Vejam, este escriba pouco humilde que vos escreve é pai. Sou o paixão orgulhoso de um menino de 3 anos e de uma menina de 10 anos. E a responsabilidade é minha. Toda minha. Não da TV, nem da publicidade ou da terrível e avassaladora máquina do marketing e do consumo moderno e zzzzzzzzz.... Pais têm que saber dizer não. Este é um dos grandes males da educação moderna. Pais têm que ser mais próximos, têm que sentar para brincar os filhos, têm que conversar com eles, têm que entender o pequeno universo deles, entender os programas que eles vêm na TV, entender os heróis deles. E têm que saber impor limites.

Proibição nunca é a solução. Nunca. Um pai presente na vida do filho, que não usa a TV como babá, jamais vai precisar se preocupar com a quantidade de comerciais que são exibidos na TV, nas revistas, na internet. Existe uma coisa chamada consumo consciente da mídia. Não preciso que o Estado me diga, ou diga para os meus filhos, o que eles devem consumir ou em que quantidade. A decisão é minha. E quero criar os meus pequenos para que eles tomem as suas próprias decisões.

Eu cresci assim. Vi televisão a todo vapor. Ainda vejo, aliás, assim como leio pra caramba.

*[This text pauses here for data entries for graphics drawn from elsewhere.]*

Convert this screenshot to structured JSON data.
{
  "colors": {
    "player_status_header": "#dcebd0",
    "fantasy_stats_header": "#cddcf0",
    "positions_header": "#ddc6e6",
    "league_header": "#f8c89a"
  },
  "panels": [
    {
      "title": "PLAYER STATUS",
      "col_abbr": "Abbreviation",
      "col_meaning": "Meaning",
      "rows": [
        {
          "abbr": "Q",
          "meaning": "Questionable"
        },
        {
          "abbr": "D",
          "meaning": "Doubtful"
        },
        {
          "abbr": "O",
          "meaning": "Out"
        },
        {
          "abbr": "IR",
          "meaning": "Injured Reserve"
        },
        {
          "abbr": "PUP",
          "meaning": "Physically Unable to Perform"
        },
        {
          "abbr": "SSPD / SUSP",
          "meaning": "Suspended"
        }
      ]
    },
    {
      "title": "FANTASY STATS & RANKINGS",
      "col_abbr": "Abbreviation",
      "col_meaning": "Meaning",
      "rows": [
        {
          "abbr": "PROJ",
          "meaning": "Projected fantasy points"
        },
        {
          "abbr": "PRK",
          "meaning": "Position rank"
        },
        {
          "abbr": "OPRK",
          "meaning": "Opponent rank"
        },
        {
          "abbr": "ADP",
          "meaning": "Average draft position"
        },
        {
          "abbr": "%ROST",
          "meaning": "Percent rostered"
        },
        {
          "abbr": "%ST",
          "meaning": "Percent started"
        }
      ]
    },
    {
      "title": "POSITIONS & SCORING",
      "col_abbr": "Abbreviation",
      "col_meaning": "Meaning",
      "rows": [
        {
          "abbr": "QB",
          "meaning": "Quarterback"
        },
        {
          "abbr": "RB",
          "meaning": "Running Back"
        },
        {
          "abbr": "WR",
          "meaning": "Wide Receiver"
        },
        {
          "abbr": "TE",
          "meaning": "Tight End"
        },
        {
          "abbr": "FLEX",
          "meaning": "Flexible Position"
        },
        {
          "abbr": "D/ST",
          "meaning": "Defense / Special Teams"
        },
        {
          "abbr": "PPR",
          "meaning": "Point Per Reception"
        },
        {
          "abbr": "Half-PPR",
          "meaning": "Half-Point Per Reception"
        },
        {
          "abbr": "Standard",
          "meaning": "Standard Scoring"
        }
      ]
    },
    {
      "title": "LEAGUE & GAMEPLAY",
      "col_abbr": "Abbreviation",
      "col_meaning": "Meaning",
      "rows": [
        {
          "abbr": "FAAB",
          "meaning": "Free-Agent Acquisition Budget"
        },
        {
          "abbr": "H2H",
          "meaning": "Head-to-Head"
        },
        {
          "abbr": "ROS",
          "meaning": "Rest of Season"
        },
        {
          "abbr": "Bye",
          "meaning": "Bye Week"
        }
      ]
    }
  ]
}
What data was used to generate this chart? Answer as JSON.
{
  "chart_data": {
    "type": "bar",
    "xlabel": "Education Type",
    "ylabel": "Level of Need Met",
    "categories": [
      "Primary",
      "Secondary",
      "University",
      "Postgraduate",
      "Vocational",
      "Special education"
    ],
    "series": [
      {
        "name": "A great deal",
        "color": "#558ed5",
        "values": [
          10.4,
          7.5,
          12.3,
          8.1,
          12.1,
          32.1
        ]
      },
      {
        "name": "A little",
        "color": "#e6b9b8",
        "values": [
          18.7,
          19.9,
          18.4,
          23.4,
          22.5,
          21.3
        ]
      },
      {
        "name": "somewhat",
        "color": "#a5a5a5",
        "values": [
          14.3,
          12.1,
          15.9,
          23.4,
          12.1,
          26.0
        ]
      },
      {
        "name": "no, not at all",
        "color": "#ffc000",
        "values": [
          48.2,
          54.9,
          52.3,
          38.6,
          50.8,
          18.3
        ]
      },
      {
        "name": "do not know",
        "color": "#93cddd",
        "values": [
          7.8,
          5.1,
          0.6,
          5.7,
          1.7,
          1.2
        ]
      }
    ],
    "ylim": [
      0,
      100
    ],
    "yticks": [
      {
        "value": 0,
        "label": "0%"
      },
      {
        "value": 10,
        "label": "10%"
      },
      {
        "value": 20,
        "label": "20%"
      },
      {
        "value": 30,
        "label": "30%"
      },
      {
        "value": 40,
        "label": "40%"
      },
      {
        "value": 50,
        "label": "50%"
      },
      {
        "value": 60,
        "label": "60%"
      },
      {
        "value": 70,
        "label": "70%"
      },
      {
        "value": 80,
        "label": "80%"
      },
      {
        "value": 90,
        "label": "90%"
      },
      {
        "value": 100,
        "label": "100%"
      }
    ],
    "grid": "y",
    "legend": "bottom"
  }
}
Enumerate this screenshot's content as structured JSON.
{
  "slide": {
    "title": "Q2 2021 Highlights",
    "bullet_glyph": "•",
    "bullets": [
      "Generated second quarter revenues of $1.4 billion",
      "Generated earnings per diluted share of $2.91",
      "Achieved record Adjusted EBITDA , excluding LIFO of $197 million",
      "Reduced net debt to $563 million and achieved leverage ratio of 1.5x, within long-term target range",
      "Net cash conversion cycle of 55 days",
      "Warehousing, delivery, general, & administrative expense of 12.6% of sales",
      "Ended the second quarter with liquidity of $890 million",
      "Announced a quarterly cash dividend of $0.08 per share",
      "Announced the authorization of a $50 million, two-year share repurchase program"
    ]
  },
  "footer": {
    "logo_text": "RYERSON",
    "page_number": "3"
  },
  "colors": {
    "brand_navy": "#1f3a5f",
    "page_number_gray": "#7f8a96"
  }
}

Tive tanto contato com propaganda que, vejam só, fui parar na faculdade de publicidade, dada a fascinação. E nem por isso me tornei um anormal, um comprador compulsivo, um depressivo que se revoltava com o mundo porque não podia comprá-lo.

Porque eu via televisão, sonhava com aqueles heróis e seus bonequinhos, mas tinha pais ao meu lado que me levavam ao parque, que me deixavam jogar taco na rua e brincar de esconde-esconde com a molecada. Tudo bem dosado. Sem exageros.